Awards and highlights
- CFL East All-Star (2015);
- Stats at CFL.ca

= Justin Capicciotti =

Canadian gridiron football player (born 1989)

Justin Capicciotti (born November 14, 1989) is a Canadian former professional football defensive lineman who played in the Canadian Football League (CFL). He played college football for the Simon Fraser Clan and was ranked as the 13th best player in the Canadian Football League’s Amateur Scouting Bureau final rankings for players eligible in the 2012 CFL draft. He was selected 14th overall in the 2012 Draft by the Edmonton Eskimos.

==Professional career==
===Edmonton Eskimos===
He was selected in the second round with the 14th pick in the 2012 CFL draft by the Edmonton Eskimos signed with them on June 3, 2012. He dressed in 22 games over two years with the Eskimos, starting at defensive end in five of them. His first career start came on September 22, 2013.

===Ottawa Redblacks===
On December 16, 2013, Capicciotti was drafted by the Ottawa Redblacks in the 2013 CFL Expansion Draft. To start the 2014 season, he dressed as a backup and rotational defensive end. He first started in week five and started every other game that season, finishing with 50 tackles and 11 sacks. The following season, he earned his first east all-star award after registering 47 tackles, 12 sacks, and a forced fumble. He dressed in 17 games and started in 16, while sitting out week 3 dressing as a backup in week 4. He also played and started in the 103rd Grey Cup game.

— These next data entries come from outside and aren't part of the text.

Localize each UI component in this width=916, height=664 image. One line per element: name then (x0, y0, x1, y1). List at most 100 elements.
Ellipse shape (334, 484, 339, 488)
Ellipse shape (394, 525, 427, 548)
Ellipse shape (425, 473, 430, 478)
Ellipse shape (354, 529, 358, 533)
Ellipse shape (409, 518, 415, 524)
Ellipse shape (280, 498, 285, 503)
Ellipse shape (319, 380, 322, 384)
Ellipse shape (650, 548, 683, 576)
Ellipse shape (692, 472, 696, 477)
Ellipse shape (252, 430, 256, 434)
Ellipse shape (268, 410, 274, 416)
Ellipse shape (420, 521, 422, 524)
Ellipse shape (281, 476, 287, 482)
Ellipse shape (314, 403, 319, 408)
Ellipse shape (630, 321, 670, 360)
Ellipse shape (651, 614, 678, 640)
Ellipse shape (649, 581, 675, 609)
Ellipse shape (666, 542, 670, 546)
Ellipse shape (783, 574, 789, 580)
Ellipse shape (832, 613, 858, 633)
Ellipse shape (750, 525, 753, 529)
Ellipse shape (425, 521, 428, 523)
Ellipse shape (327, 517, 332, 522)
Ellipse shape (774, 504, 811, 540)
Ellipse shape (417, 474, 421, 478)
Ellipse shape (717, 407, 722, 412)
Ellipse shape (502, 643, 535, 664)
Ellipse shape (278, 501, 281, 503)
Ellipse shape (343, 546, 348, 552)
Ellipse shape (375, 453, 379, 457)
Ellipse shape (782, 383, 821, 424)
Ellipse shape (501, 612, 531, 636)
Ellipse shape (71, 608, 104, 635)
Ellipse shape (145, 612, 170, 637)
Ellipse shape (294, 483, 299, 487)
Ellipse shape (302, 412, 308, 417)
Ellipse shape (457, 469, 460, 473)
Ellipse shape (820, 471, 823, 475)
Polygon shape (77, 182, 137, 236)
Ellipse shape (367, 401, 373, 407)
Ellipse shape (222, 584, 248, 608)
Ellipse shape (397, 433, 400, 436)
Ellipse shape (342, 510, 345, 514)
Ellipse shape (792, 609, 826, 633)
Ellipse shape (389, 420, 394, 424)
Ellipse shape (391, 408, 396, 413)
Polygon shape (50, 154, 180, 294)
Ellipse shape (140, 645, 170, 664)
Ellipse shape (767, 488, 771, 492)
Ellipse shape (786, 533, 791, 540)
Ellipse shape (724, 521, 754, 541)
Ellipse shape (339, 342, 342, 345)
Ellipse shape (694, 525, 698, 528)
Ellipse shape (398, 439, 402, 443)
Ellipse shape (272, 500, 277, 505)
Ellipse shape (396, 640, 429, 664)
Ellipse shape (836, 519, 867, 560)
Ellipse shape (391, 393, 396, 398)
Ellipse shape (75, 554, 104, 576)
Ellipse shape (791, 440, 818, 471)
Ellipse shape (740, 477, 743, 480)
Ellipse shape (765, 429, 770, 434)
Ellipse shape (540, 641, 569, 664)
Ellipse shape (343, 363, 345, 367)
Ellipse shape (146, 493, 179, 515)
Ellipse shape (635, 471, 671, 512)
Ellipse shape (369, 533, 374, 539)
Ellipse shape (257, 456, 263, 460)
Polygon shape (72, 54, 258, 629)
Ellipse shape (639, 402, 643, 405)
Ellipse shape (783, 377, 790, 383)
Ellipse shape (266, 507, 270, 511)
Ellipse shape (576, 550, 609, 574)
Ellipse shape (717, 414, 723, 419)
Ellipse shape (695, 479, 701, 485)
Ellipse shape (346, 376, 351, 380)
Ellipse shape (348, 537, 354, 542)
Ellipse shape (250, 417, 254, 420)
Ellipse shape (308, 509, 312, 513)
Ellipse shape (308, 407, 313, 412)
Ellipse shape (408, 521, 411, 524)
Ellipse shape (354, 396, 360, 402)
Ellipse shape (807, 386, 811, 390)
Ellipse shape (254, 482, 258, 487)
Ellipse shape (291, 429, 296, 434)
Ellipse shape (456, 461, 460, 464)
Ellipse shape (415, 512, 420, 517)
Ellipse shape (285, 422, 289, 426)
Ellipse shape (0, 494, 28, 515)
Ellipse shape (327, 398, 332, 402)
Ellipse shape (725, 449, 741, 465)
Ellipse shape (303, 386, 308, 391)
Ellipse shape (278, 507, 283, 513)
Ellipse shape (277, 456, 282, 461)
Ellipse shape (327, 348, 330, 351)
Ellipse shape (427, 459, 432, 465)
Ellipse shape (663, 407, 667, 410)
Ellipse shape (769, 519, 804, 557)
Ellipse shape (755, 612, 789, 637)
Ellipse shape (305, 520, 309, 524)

===Saskatchewan Roughriders===
Capicciotti signed with the Roughriders on February 10, 2016, upon becoming a free agent. He played in 14 games for the Roughriders in 2016, registering 24 defensive tackles and two sacks.

===Hamilton Tiger-Cats===
On October 10, 2016, Thanksgiving Monday, Capicciotti was traded to the Hamilton Tiger-Cats, along with Xavier Fulton, for Linden Gaydosh, Tommy Streeter, and two 2017 CFL draft picks. Capicciotti played three seasons for the Tiger-Cats, appearing in 39 games and contributing with 65 defensive tackles, 10 sacks, six special teams tackles, and three forced fumbles. He was released by the Ti-Cats on May 6, 2019, prior to training camp for the 2019 season.